Thoughts on Thinking

"When somebody persuades me that I am wrong, I change my mind. What do you do?" John Maynard Keynes

"If you're unhappy with your life, change your thinking." Charles Fillmore

"The primary cause of unhappiness is never the situation but your thoughts about it." Eckhart Tolle

"People are not disturbed by things, but by the view they take of them." Epictetus

"The unexamined life is not worth living." Socrates

"Consciousness is a terrible thing to waste." PunditGeorge

Tuesday, April 01, 2014

Doing It Right!

It is rare to find a true HERO of the environment.  But, there is one.

Melissa Greene tells the amazing story of David Milarch in the April, 2014 issue of Reader’s Digest.  Thank you, Melissa, and RD for helping spread awareness of Milarch’s spot-on approach to genuine environment care.

In a world of faux environmentalists, Milarch is the real thing - a burly man who has lived with trees all his life.  The planet wants more trees.  Not just any tree, but the majestic redwoods that shaded the dinosaurs and filled the atmosphere with oxygen (while absorbing gargantuan amounts of carbon dioxide.)  His mission is to clone (graft) as many of the ancient trees as possible to preserve and propagate the species.  More than a plan, it’s a mission.

A recurring theme for many who report a Near Death Experience, is a fresh sense of purpose – a new perspective.  Thus began Milarch’s mission.   A couple of years ago he described his NDE in Guideposts:

By David Milarch
April, 2012

Suddenly I felt a hard pulse in my chest, like a thud. I floated from the bed toward the ceiling. I looked down. My body lay in the bed lifeless. I looked awful, bloated, my skin yellow and gray. Like I’d washed up on a beach. Is this it? I thought. My time on earth over?

I felt a touch, gentle, yet firm, on my right arm. I turned to see a beautiful female in a radiant white gown. There was a fragrance, sweeter than any flower. I breathed it deep into my lungs.     
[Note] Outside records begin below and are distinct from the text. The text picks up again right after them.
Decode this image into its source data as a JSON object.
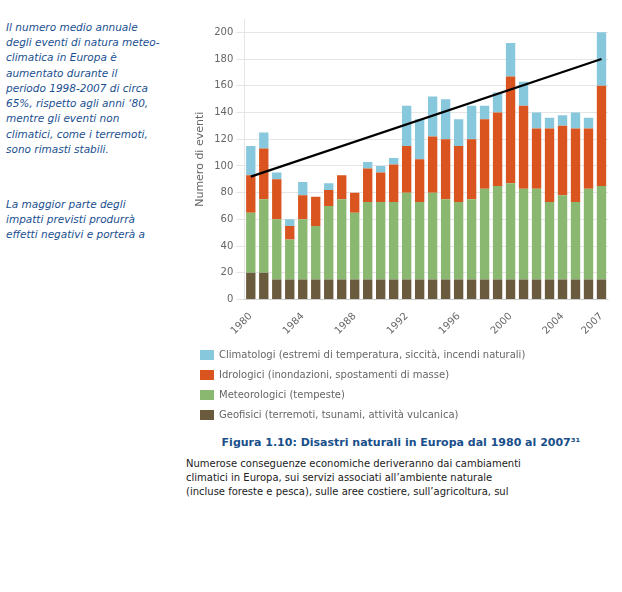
{
  "chart_data": {
    "type": "bar",
    "title": "Figura 1.10: Disastri naturali in Europa dal 1980 al 2007³¹",
    "ylabel": "Numero di eventi",
    "annotations": [
      "Il numero medio annuale\ndegli eventi di natura meteo-\nclimatica in Europa è\naumentato durante il\nperiodo 1998-2007 di circa\n65%, rispetto agli anni ‘80,\nmentre gli eventi non\nclimatici, come i terremoti,\nsono rimasti stabili.",
      "La maggior parte degli\nimpatti previsti produrrà\neffetti negativi e porterà a",
      "Numerose conseguenze economiche deriveranno dai cambiamenti\nclimatici in Europa, sui servizi associati all’ambiente naturale\n(incluse foreste e pesca), sulle aree costiere, sull’agricoltura, sul"
    ],
    "categories": [
      "1980",
      null,
      null,
      null,
      "1984",
      null,
      null,
      null,
      "1988",
      null,
      null,
      null,
      "1992",
      null,
      null,
      null,
      "1996",
      null,
      null,
      null,
      "2000",
      null,
      null,
      null,
      "2004",
      null,
      null,
      "2007"
    ],
    "series": [
      {
        "name": "Geofisici (terremoti, tsunami, attività vulcanica)",
        "type": "bar",
        "color": "#6B5B3E",
        "values": [
          20,
          20,
          15,
          15,
          15,
          15,
          15,
          15,
          15,
          15,
          15,
          15,
          15,
          15,
          15,
          15,
          15,
          15,
          15,
          15,
          15,
          15,
          15,
          15,
          15,
          15,
          15,
          15
        ]
      },
      {
        "name": "Meteorologici (tempeste)",
        "type": "bar",
        "color": "#8BB870",
        "values": [
          45,
          55,
          45,
          30,
          45,
          40,
          55,
          60,
          50,
          58,
          58,
          58,
          65,
          58,
          65,
          60,
          58,
          60,
          68,
          70,
          72,
          68,
          68,
          58,
          63,
          58,
          68,
          70
        ]
      },
      {
        "name": "Idrologici (inondazioni, spostamenti di masse)",
        "type": "bar",
        "color": "#D9541E",
        "values": [
          28,
          38,
          30,
          10,
          18,
          22,
          12,
          18,
          15,
          25,
          22,
          28,
          35,
          32,
          42,
          45,
          42,
          45,
          52,
          55,
          80,
          62,
          45,
          55,
          52,
          55,
          45,
          75
        ]
      },
      {
        "name": "Climatologi (estremi di temperatura, siccità, incendi naturali)",
        "type": "bar",
        "color": "#88C8DC",
        "values": [
          22,
          12,
          5,
          5,
          10,
          0,
          5,
          0,
          0,
          5,
          5,
          5,
          30,
          30,
          30,
          30,
          20,
          25,
          10,
          15,
          25,
          18,
          12,
          8,
          8,
          12,
          8,
          40
        ]
      },
      {
        "type": "line",
        "color": "#000000",
        "line_style": "solid",
        "values": [
          92,
          null,
          null,
          null,
          null,
          null,
          null,
          null,
          null,
          null,
          null,
          null,
          null,
          null,
          null,
          null,
          null,
          null,
          null,
          null,
          null,
          null,
          null,
          null,
          null,
          null,
          null,
          180
        ]
      }
    ],
    "stacked": true,
    "ylim": [
      0,
      210
    ],
    "yticks": [
      0,
      20,
      40,
      60,
      80,
      100,
      120,
      140,
      160,
      180,
      200
    ],
    "grid": true,
    "legend": "bottom"
  }
}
“We know you’re scared,” she said. “But we’re here to help.”

“Who are you?” I said.

“We’re here to help you,” she repeated. To my left there was another female, nearly identical to the first, holding my other arm. Angels? I wondered to myself. What could they want from me?
We left the confines of the house and entered a tunnel of light. The walls were a brilliant white, except for the glow of a thin pink and blue helix running through it. Then we shot off, like we were on the tip of a missile. It scared the starch out of me. But it was only for a few seconds.

I stepped out onto a vista. Below me a white, sandy beach leading to a vast body of water. In the distance a gleaming metropolis, lit by a prism of light, like a sunrise. I felt a comfort I’d never dreamed possible.

Love. Unconditional love. It seemed to flow all around me, like waves caressing me. My sadness, my sense of failure left me. I wanted to stay here forever.

Dozens of light beings, radiant, glowing personages walked toward me on top of the water. They didn’t have wings. They wore white gowns but the light, shimmering around each of them, was golden.

In the midst of them was another angel, a towering presence. He looked to be at least ten feet tall. He was clearly leading the others. Under a dark blue cape he wore a translucent gown of lighter blue.

I heard a booming sound, like thunder. It was the lead angel. “You can’t stay. You must go back.”

“But...” I started.

“You have work to do,” he said. Work? What kind of work? I didn’t want to leave. But before I could get another word out I was back hurtling through the white tunnel with the first two angels to my bedroom. I lowered back into my body, and then they were gone.

But what was the work I was supposed to do? “Wait! Wait!” I shouted, suddenly sitting upright.

Milarch’s work became obvious – nurse existing giants and propagate them by cloning.  And so he did.  Now the prospect of cloning from the giant stumps of long harvested trees seems dim.  But, driven by his angelic moment, the Champion Tree Project took root, so to speak.  Milarch champions all old-growth species – he’s cloned George Washington’s ash, hemlock and mulberry.  In the late 1960’s Greece presented the United States with a sapling removed from a tree thought to be one that Hippocrates taught under.  Alas, the sapling died.  But Milarch and associates managed to clone the ancient sycamore.  Appropriately, reports Greene, one of the Hippocratic sycamores will be planted at the NIH in Bethesda on Arbor Day.

David Milarch – Hero of the Environment.